Although the 992-series 911 will initially be offered with an updated version of the old model’s twin-turbocharged 3.0-litre flat six petrol engine, delivering 444bhp in both rear-wheel drive Carrera S and four-wheel drive Carrera 4S models, Achleitner has confirmed that development is progressing on a hybridised version that will provide the iconic sports car with the capability to run exclusively on electric power for limited distances.
“We’ve taken the experience we gained with hybrid versions of the Cayenne and Panamera, as well as the 918 Spyder, and applied it to the new 911," Achleitner said. "In the future, this will allow us to offer it with pure-electric capability.”
Despite its famously tight mechanical packaging, Porsche has successfully modified the rear-mounted drivetrain of the 911 to allow the housing of a disc-shaped electric motor within the rear section of its eight-speed dual-clutch automatic gearbox.
Key among the changes enabling this is a brand-new gearset similar to that already used by the second-generation Panamera and Cayenne.
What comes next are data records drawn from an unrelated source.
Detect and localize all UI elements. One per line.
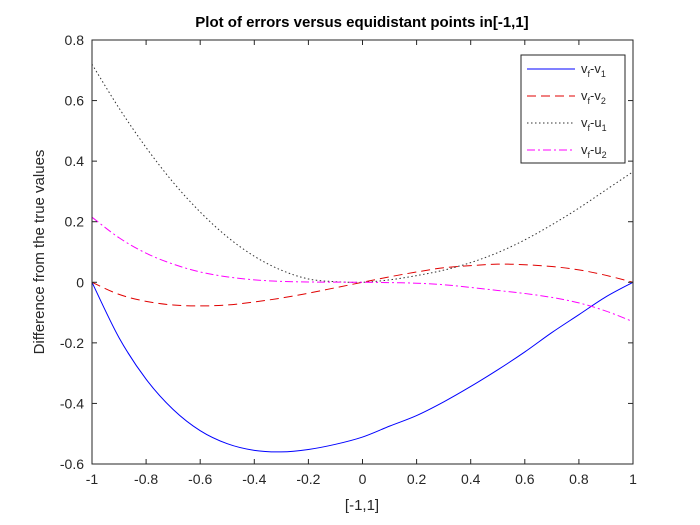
x-tick-label: -0.8 — [134, 471, 158, 487]
y-axis-label: Difference from the true values — [31, 150, 48, 355]
x-tick-label: 0.4 — [461, 471, 481, 487]
series-line-2 — [91, 263, 634, 307]
y-tick-label: 0.4 — [65, 153, 85, 169]
legend-label-1: vf-v1 — [581, 61, 606, 79]
ticks-layer: -1 -0.8 -0.6 -0.4 -0.2 0 0.2 0.4 0.6 0.8 1 -0.6 -0.4… — [60, 32, 637, 487]
x-tick-label: -1 — [86, 471, 99, 487]
y-tick-label: 0.6 — [65, 93, 85, 109]
y-tick-label: -0.4 — [60, 395, 84, 411]
y-tick-label: -0.2 — [60, 335, 84, 351]
legend-label-2: vf-v2 — [581, 88, 606, 106]
x-tick-label: -0.2 — [296, 471, 320, 487]
y-tick-label: 0 — [76, 274, 84, 290]
series-line-4 — [91, 216, 634, 323]
x-tick-label: 0.2 — [407, 471, 427, 487]
x-axis-label: [-1,1] — [345, 497, 379, 514]
legend: vf-v1 vf-v2 vf-u1 vf-u2 — [520, 54, 626, 164]
series-layer — [91, 63, 634, 453]
y-tick-label: -0.6 — [60, 456, 84, 472]
legend-label-3: vf-u1 — [581, 115, 607, 133]
y-tick-label: 0.8 — [65, 32, 85, 48]
legend-label-4: vf-u2 — [581, 142, 607, 160]
x-tick-label: 0.6 — [515, 471, 535, 487]
x-tick-label: 1 — [629, 471, 637, 487]
x-tick-label: 0.8 — [569, 471, 589, 487]
series-line-1 — [91, 281, 634, 453]
y-tick-label: 0.2 — [65, 214, 85, 230]
chart-title: Plot of errors versus equidistant points… — [195, 14, 528, 31]
legend-box — [520, 54, 626, 164]
x-tick-label: -0.6 — [188, 471, 212, 487]
x-tick-label: 0 — [359, 471, 367, 487]
x-tick-label: -0.4 — [242, 471, 266, 487]
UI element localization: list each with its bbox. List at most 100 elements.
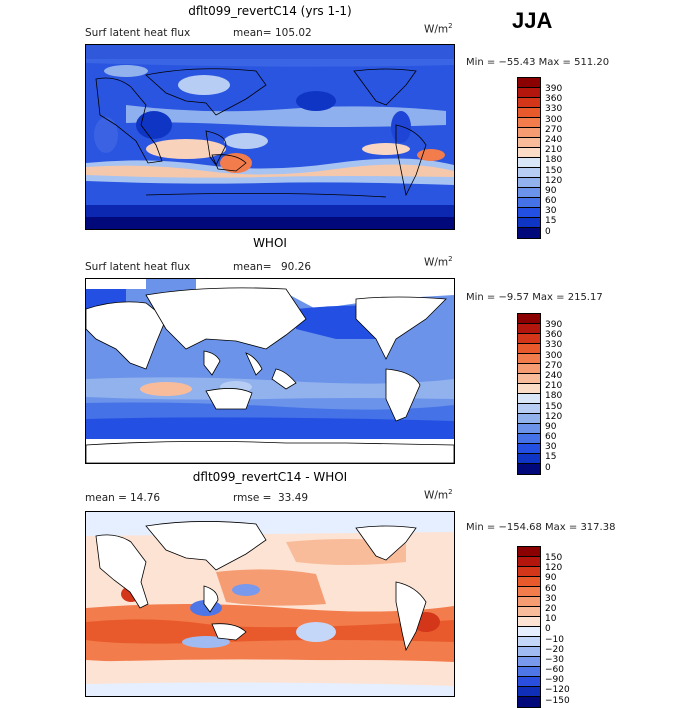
panel-3-units: W/m2: [424, 488, 453, 502]
colorbar-swatch: [518, 547, 540, 557]
colorbar-level-label: 390: [545, 320, 563, 330]
panel-3-rmse-label: rmse =: [233, 492, 272, 504]
panel-3-mean-value: 14.76: [130, 492, 161, 504]
colorbar-level-label: 390: [545, 84, 563, 94]
colorbar-level-label: 60: [545, 583, 557, 594]
panel-3-colorbar: [517, 546, 541, 708]
panel-2-map: [85, 278, 455, 464]
panel-2-minmax: Min = −9.57 Max = 215.17: [466, 292, 603, 303]
panel-2-colorbar-labels: 390 360 330 300 270 240 210 180 150 120 90 60 30 15 0: [545, 320, 562, 473]
colorbar-level-label: 30: [545, 206, 557, 217]
colorbar-level-label: 0: [545, 462, 551, 473]
colorbar-swatch: [518, 88, 540, 98]
colorbar-level-label: 30: [545, 442, 557, 453]
colorbar-swatch: [518, 627, 540, 637]
panel-1-mean-label: mean=: [233, 27, 272, 39]
colorbar-level-label: 30: [545, 593, 557, 604]
panel-3-map-svg: [86, 512, 454, 696]
colorbar-level-label: 90: [545, 573, 557, 584]
panel-2-colorbar: [517, 313, 541, 475]
colorbar-level-label: 0: [545, 226, 551, 237]
colorbar-swatch: [518, 454, 540, 464]
colorbar-level-label: −90: [545, 675, 564, 686]
panel-1-colorbar-labels: 390 360 330 300 270 240 210 180 150 120 90 60 30 15 0: [545, 84, 562, 237]
colorbar-swatch: [518, 78, 540, 88]
panel-1-minmax: Min = −55.43 Max = 511.20: [466, 57, 610, 68]
colorbar-level-label: 60: [545, 432, 557, 443]
colorbar-swatch: [518, 228, 540, 238]
colorbar-swatch: [518, 667, 540, 677]
colorbar-swatch: [518, 168, 540, 178]
panel-2-units: W/m2: [424, 255, 453, 269]
colorbar-swatch: [518, 647, 540, 657]
colorbar-level-label: 150: [545, 553, 563, 563]
colorbar-swatch: [518, 444, 540, 454]
colorbar-level-label: 15: [545, 452, 557, 463]
colorbar-swatch: [518, 677, 540, 687]
colorbar-swatch: [518, 567, 540, 577]
colorbar-swatch: [518, 354, 540, 364]
colorbar-swatch: [518, 637, 540, 647]
colorbar-level-label: 210: [545, 145, 563, 156]
colorbar-swatch: [518, 314, 540, 324]
colorbar-swatch: [518, 118, 540, 128]
colorbar-level-label: −60: [545, 665, 564, 676]
colorbar-swatch: [518, 607, 540, 617]
colorbar-level-label: 240: [545, 370, 563, 381]
colorbar-swatch: [518, 697, 540, 707]
panel-3-rmse-value: 33.49: [278, 492, 309, 504]
panel-1-map-svg: [86, 45, 454, 229]
colorbar-swatch: [518, 587, 540, 597]
colorbar-level-label: 0: [545, 624, 551, 635]
colorbar-level-label: 120: [545, 563, 563, 574]
colorbar-level-label: 10: [545, 614, 557, 625]
panel-3-minmax: Min = −154.68 Max = 317.38: [466, 522, 616, 533]
colorbar-swatch: [518, 218, 540, 228]
colorbar-swatch: [518, 188, 540, 198]
colorbar-swatch: [518, 324, 540, 334]
colorbar-level-label: 270: [545, 124, 563, 135]
panel-3-map: [85, 511, 455, 697]
colorbar-swatch: [518, 98, 540, 108]
panel-2-map-svg: [86, 279, 454, 463]
season-label: JJA: [512, 8, 553, 33]
colorbar-swatch: [518, 394, 540, 404]
colorbar-level-label: 60: [545, 196, 557, 207]
colorbar-swatch: [518, 657, 540, 667]
colorbar-level-label: 240: [545, 134, 563, 145]
colorbar-level-label: −20: [545, 644, 564, 655]
colorbar-level-label: −120: [545, 685, 570, 696]
colorbar-level-label: 300: [545, 114, 563, 125]
colorbar-swatch: [518, 178, 540, 188]
colorbar-swatch: [518, 414, 540, 424]
colorbar-swatch: [518, 148, 540, 158]
panel-2-mean-value: 90.26: [281, 261, 312, 273]
colorbar-level-label: 360: [545, 94, 563, 105]
colorbar-swatch: [518, 364, 540, 374]
colorbar-swatch: [518, 374, 540, 384]
colorbar-level-label: 120: [545, 175, 563, 186]
colorbar-level-label: −30: [545, 654, 564, 665]
colorbar-level-label: 90: [545, 185, 557, 196]
colorbar-level-label: 300: [545, 350, 563, 361]
panel-3-colorbar-labels: 150 120 90 60 30 20 10 0 −10 −20 −30 −60 −90 −120 −150: [545, 553, 570, 706]
panel-3-title: dflt099_revertC14 - WHOI: [192, 470, 348, 484]
colorbar-swatch: [518, 577, 540, 587]
colorbar-level-label: 15: [545, 216, 557, 227]
colorbar-swatch: [518, 557, 540, 567]
panel-1-mean-value: 105.02: [275, 27, 312, 39]
panel-2-mean-label: mean=: [233, 261, 272, 273]
panel-2-title: WHOI: [253, 236, 287, 250]
colorbar-swatch: [518, 434, 540, 444]
colorbar-level-label: 150: [545, 165, 563, 176]
colorbar-level-label: 270: [545, 360, 563, 371]
colorbar-level-label: −150: [545, 695, 570, 706]
colorbar-swatch: [518, 464, 540, 474]
colorbar-level-label: 180: [545, 391, 563, 402]
panel-1-variable-label: Surf latent heat flux: [85, 27, 191, 39]
colorbar-level-label: 210: [545, 381, 563, 392]
colorbar-swatch: [518, 597, 540, 607]
panel-1-units: W/m2: [424, 22, 453, 36]
colorbar-level-label: 180: [545, 155, 563, 166]
colorbar-swatch: [518, 208, 540, 218]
Achleitner, who is set to retire at the end of 2018, says the new gearset is almost 100mm shorter than the old one, providing space in the rear of the gearbox to house the motor.
As well as adopting a new gearset, the ZF-produced eight-speed PDK unit also has a higher torque rating than its predecessor at “over 800Nm [500lb ft]”, in a move that Achleitner says is necessary to allow the 911 hybrid to handle the strong torque loading of the motor.
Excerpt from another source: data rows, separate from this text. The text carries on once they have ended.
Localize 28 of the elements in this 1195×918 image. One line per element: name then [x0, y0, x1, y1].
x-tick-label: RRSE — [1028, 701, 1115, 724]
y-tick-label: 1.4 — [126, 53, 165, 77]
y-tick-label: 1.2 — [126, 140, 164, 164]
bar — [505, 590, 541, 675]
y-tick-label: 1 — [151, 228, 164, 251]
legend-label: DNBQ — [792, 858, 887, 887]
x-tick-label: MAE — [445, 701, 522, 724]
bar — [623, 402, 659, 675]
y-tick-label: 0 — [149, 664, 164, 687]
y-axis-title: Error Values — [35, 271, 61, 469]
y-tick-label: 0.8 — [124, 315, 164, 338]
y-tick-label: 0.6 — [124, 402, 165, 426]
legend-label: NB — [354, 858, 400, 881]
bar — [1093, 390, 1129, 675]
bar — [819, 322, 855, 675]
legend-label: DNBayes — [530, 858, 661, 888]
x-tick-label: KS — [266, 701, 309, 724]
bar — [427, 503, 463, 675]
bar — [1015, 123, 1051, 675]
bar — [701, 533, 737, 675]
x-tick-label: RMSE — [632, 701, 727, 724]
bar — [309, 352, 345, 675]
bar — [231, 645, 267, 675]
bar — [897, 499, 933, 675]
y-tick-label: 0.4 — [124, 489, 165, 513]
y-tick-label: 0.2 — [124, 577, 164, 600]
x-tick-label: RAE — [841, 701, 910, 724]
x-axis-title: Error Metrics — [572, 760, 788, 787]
The 911’s four-wheel drive system has also been reworked to allow up to 50% of drive to be apportioned to the front wheels. A further change centres around the brake booster. Similar to that used by the discontinued 918 Spyder, it forgoes the electromechanical operation of the previous 911's unit for a fully electric set-up. This allows a much more significant recuperation of energy, both under braking and on the overrun.
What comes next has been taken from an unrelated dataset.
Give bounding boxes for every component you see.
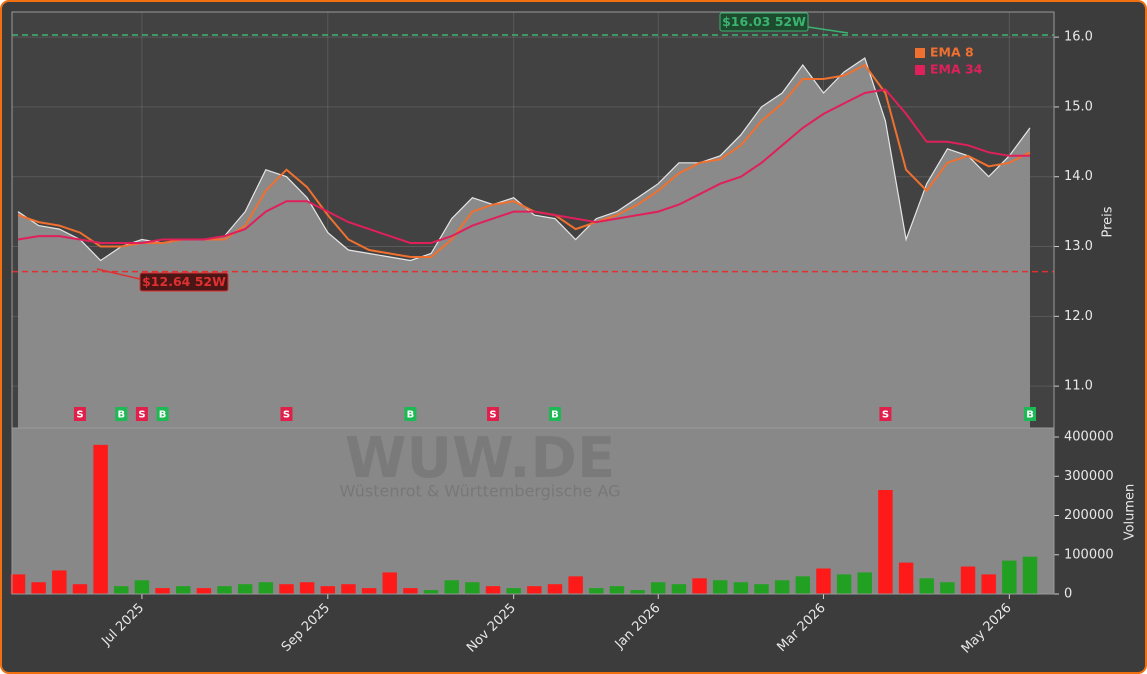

Achleitner wouldn’t be drawn on the specification of the petrol-electric hybrid 911, but he points to the Panamera S E-Hybrid as a performance reference. The more powerful of two hybrid Panamera models, this has an electric motor developing 134bhp and 218lb ft. This is combined with the 542bhp and 568lb ft of its twin-turbocharged 4.0-litre V8 petrol engine to provide an overall system output of 671bhp and 626lb ft.